Glücklicherweise lernte ich eine Frau kennen, die auf der VHS in Ludwigshafen Sprachkurse für italienische Mitbürger gab. Sie machte kurzerhand eine Art Crashkurses mit mir, d. h. Touristenitalienisch, es war ein Erfolg. Nun meinte ich, ich wäre bereit nach Italien zu gehen.

Urlaubsbericht:
Ich hatte gehört, dass es in der Nähe von Rom einen ähnlichen Urlaubsort wie "Mar y Sol auf Teneriffa" geben sollte. Mit der Suchmaschine "Google" fand ich das "Ferienzentrum Salvatore Avagliano". 

Nachdem die Anlage mit der zugehörigen Information sehr ansprechend war (im Preis inkl. Personenlifter, Toilettenstuhl und Abholung vom Flughafen) und zudem die Zimmerpreise zu akzeptieren waren, versuchte ich über das Internet einen günstigen Flugpreis für meine Begleitperson und mich zu buchen.

Unter www.billiger-reisen.de fand ich auch einen günstigen Flug, bei der auch ein Service für Schwangere, Behinderte und speziell Rollstuhlfahrern angeboten wurde. 

German Wings, eine Tochter der Lufthansa, bot günstige Flüge innerhalb Europa an. Der Chef meines Pflegedienstes war bereit, mich auch dieses Mal zu begleiten. Der angepeilte Termin (nach dem 13. September, dem Geburtstag meines Vaters) ging in Ordnung und ich freute mich die nächsten sechs Monate auf meinen Urlaub. 

Am 18. September war es dann so weit, der Flug ab Stuttgart war ab 15.55 Uhr, mein Begleiter kam um 10 Uhr, zwei Stunden Fahrt und ab ins Parkhaus.  
(Anm.: Parkhaus am Terminal Vorsicht: Wochenpreis und Entfernung zum Abflugterminal beachten).
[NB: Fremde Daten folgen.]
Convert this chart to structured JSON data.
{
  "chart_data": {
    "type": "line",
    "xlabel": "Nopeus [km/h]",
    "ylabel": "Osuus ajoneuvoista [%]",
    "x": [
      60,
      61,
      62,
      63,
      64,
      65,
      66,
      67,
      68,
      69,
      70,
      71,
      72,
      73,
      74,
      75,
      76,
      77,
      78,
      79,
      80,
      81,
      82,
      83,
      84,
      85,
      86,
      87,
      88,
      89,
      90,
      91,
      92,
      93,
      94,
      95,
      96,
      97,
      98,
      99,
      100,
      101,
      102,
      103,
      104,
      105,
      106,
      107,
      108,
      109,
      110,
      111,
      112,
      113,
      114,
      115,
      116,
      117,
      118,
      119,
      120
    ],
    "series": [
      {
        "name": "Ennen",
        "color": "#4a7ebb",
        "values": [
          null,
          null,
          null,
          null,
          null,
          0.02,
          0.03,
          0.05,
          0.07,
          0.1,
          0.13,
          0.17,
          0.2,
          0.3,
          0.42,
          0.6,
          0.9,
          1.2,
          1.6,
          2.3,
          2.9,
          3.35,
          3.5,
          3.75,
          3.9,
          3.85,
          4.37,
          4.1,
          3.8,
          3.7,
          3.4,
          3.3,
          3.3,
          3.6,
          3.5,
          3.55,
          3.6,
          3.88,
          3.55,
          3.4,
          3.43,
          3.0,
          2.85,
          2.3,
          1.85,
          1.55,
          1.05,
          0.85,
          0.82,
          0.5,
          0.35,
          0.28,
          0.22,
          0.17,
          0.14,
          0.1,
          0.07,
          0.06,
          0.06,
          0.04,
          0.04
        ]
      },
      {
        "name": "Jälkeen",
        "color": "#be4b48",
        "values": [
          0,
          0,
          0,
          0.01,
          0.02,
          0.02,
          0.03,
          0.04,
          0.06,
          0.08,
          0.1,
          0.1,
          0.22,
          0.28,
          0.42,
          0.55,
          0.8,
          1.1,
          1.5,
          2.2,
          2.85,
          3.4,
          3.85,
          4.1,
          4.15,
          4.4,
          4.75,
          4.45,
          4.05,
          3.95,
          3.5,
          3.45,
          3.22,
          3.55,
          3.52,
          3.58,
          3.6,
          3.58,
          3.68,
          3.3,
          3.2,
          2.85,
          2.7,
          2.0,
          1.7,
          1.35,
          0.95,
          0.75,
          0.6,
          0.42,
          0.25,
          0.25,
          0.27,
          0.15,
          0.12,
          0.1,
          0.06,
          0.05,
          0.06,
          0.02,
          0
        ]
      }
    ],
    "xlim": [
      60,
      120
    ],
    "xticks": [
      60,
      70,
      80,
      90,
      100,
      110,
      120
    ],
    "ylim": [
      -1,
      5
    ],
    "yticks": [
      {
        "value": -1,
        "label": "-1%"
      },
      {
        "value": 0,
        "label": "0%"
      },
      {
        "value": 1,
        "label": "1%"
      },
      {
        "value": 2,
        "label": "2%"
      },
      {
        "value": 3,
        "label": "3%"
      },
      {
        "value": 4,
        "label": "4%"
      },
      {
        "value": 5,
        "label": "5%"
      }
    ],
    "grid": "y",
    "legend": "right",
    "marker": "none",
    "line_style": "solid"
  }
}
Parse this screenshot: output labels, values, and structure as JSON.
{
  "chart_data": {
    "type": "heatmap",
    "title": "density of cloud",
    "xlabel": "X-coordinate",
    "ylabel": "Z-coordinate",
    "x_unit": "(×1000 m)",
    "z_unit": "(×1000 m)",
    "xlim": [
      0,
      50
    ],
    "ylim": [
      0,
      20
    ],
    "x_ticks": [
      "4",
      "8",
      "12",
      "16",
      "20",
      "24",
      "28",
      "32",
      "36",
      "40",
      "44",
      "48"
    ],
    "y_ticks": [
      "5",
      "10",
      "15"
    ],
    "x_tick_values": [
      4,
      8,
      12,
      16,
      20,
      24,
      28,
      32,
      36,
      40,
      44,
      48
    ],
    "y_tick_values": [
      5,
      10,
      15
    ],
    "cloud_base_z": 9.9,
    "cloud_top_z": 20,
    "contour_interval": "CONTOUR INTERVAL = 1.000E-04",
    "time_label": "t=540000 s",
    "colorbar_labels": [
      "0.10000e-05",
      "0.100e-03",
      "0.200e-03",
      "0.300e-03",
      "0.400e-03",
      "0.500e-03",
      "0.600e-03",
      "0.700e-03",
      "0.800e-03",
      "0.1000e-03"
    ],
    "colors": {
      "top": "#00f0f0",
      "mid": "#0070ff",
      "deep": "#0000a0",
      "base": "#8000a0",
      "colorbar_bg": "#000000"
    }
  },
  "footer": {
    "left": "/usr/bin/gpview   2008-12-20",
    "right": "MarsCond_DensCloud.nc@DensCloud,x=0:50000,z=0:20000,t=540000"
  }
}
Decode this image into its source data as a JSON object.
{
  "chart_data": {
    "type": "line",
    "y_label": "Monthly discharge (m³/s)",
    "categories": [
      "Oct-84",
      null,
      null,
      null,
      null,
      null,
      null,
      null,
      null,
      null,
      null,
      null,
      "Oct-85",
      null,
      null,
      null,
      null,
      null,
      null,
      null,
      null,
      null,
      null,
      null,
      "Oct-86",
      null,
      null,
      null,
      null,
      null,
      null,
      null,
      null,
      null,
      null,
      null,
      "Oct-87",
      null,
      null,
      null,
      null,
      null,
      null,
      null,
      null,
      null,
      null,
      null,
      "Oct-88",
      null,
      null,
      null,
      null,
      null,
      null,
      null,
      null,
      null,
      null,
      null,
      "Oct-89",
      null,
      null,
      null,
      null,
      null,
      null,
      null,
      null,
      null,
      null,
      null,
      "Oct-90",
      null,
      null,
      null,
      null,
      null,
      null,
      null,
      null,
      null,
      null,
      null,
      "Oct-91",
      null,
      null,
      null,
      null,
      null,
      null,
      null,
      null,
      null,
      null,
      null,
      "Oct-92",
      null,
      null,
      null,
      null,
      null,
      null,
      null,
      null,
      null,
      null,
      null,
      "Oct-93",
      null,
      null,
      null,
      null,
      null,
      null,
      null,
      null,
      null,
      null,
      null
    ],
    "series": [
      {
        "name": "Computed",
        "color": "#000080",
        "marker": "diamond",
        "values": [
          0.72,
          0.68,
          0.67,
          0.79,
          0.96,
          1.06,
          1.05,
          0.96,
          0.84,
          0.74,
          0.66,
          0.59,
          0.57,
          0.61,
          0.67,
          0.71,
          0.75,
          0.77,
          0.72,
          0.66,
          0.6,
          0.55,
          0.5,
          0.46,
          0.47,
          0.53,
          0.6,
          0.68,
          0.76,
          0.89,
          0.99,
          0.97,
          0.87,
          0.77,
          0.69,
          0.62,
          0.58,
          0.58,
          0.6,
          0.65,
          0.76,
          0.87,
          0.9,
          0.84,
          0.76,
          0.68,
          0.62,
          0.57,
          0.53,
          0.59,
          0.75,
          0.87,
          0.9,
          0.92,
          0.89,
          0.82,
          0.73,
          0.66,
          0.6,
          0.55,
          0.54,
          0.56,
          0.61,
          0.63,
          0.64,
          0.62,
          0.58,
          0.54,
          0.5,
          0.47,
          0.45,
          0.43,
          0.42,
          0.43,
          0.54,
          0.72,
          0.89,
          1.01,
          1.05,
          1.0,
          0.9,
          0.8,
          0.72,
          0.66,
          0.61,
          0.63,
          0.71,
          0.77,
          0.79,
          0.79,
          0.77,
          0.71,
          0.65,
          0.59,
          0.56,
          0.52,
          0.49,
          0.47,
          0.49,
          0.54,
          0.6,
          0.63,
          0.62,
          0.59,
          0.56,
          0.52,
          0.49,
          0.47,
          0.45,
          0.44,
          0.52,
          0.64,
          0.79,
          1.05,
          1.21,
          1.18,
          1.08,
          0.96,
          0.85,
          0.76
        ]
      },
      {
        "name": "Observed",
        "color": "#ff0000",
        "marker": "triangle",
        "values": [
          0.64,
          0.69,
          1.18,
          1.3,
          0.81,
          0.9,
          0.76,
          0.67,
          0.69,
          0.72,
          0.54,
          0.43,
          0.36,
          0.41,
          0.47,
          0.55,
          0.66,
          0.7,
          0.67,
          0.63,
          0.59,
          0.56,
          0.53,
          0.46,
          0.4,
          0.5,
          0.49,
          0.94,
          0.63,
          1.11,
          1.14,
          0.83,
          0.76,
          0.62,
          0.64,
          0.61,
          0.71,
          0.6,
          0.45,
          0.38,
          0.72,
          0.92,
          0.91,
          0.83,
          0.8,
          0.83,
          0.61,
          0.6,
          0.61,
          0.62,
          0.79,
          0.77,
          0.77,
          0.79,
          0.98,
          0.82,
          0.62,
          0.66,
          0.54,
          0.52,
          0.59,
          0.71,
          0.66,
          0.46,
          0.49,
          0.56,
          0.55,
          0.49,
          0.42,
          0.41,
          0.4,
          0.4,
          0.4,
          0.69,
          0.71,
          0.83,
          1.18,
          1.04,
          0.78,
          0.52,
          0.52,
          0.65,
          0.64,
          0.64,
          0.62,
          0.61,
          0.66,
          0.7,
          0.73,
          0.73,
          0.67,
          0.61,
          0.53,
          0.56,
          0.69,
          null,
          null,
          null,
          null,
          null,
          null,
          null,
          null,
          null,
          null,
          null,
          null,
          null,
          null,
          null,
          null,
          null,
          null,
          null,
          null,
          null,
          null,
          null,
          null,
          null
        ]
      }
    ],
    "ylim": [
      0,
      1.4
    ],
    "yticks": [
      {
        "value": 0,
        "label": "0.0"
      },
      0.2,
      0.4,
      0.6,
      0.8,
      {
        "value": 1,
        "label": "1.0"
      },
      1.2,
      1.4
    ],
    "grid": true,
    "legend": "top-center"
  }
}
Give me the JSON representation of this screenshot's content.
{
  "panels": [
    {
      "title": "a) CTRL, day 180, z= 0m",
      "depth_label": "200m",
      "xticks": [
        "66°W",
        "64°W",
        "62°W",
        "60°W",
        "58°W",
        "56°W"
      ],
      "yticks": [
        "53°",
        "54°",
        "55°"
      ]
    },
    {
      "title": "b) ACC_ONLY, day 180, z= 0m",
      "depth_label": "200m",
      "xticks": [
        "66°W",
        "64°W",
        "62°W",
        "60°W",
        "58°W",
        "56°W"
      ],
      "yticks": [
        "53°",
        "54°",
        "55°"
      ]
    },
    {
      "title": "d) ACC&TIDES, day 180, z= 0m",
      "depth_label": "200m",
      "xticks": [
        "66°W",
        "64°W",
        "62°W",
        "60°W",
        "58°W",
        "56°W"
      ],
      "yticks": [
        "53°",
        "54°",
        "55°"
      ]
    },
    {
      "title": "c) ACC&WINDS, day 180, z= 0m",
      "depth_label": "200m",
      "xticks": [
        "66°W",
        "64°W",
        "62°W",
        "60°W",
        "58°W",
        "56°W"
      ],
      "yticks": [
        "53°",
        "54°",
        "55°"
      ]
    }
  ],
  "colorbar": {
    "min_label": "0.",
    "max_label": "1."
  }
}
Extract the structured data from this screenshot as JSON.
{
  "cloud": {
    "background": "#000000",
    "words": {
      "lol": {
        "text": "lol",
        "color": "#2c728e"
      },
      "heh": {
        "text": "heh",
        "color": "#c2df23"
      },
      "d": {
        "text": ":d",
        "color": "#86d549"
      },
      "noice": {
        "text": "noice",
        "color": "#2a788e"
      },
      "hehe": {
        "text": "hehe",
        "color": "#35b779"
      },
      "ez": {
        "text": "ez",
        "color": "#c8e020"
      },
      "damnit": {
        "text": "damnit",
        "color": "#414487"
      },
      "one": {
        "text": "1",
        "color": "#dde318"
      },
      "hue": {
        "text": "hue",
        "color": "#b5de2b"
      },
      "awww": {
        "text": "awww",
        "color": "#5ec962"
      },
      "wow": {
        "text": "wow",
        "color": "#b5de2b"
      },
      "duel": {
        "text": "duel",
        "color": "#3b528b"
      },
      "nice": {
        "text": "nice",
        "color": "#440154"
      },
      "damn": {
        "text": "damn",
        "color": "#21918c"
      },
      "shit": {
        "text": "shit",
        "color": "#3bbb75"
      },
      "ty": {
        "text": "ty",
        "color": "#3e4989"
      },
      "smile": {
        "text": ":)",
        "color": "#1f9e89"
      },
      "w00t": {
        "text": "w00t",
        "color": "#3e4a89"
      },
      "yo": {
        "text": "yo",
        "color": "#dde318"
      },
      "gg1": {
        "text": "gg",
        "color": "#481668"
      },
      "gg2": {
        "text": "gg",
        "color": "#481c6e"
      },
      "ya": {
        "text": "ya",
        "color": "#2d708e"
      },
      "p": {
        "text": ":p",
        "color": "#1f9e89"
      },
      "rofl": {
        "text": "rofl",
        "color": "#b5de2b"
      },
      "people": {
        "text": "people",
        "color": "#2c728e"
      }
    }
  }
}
Die Flugtickets gab's dann erst am Schalter (Personalausweis), die obligatorische Personen- und Gepäckkontrolle verlief anstandslos. Dann ging es ins Flugzeug. Vor den anderen Passagieren wurde ich abgeholt und als erster (nach dem Flugpersonal) ins Flugzeug getragen. Weitere zwei Stunden später landeten wir in Rom auf dem Flughafen Leonardo da Vinci (Fiumicino Airport). 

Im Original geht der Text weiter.